Dans l'arbitrage à opérer entre le délai raisonnable et des incarcérations à prolonger, sauf à accepter la fuite des accusés concernés, il n'est pas concevable de choisir un terme au détriment de l'autre mais il faut tenter dans la pratique de réduire la menace du premier pour que les secondes ne soient pas battues en brèche.
Il me semble que l'imagination devrait prendre le pouvoir judiciaire. En effet je ne suis pas sûr que le dispositif et les instances de contrôle d'aujourd'hui soient les plus efficients et légitimes pour répondre au défi d'une justice qui n'a pas le droit de se laisser déborder par le temps.
Les chambres de l'instruction qui ont décidé les remises en liberté et plus généralement le judiciaire sont-ils les plus adaptés à l'urgence, à la réactivité et à la vigilance ? Certes il y a les démarches des avocats et leur conscience professionnelle qui, le délai raisonnable écoulé, sollicitent la juridiction compétente mais je considère que nous devrions inventer des signaux et des alertes qui, en permanence, seraient susceptibles de mobiliser l'appareil judiciaire face à des scandales ou des aberrations prévisibles.
Entre le politique et le judiciaire, un niveau aujourd'hui absent devrait être créé. Entre le judiciaire et le judiciaire également.
La Justice dispose certes d'un corps d'Inspection mais officiel, lourd, guère réactif et peu mobile. Il est à la rigueur adapté pour les dysfonctionnements ostensibles ou les suspicions disciplinaires. Il convient que la réalité lui ait déjà fait signe en quelque sorte.
Pourquoi ne pas innover en mettant sur pied des brigades rapides, efficaces, sur la brèche, dégagées de tout corporatisme, pluralistes, impartiales qui sillonneraient la France judiciaire et s'attacheraient à un contrôle professionnel strict, notamment sur le plan des délais ? Elles se contenteraient de cibler ce que l'intensité du quotidien a masqué.
L'être aimé est trop près, a dit Jacques Chardonne.
Les tragédies judiciaires proviennent souvent du fait que la justice, trop proche de ceux qui la rendent, n'est plus observée ou scrutée dans sa réalité, dans ses dérives. Un regard extérieur lui ferait du bien. J'imagine des vibrions, des mouches du coche qui seraient initialement mal acceptés mais qui à force, rassureraient.

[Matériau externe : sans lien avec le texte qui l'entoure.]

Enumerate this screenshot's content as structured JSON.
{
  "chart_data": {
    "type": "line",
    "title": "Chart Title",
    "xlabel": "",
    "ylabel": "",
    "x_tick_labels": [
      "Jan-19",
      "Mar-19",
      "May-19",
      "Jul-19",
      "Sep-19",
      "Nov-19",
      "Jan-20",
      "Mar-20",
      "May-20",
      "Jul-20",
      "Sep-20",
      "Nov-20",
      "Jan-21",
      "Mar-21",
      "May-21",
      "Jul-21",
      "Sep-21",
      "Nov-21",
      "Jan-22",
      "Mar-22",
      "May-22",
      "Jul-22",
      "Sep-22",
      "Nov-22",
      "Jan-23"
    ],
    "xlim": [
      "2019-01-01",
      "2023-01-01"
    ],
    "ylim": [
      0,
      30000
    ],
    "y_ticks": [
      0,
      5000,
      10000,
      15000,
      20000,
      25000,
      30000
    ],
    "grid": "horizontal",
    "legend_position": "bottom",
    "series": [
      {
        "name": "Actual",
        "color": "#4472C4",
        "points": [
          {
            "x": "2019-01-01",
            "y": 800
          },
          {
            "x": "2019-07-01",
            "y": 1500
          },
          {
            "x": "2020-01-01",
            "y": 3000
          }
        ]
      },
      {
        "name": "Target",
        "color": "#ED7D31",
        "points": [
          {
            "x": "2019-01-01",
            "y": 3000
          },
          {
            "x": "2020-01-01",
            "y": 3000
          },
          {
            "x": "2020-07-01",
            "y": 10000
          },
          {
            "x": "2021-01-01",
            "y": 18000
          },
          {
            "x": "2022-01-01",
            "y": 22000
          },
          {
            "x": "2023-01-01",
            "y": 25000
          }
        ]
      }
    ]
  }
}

Dans les deux exemples que j'ai cités, ces contrôleurs auraient, ici ou là, depuis belle lurette tiré le signal d'alarme.
J'ajoute qu'avec de tels auxiliaires fonctionnant en temps réel, un garde des Sceaux serait naturellement informé de ce qui, à court, moyen ou long terme, devrait mobiliser son énergie et ses moyens d'action.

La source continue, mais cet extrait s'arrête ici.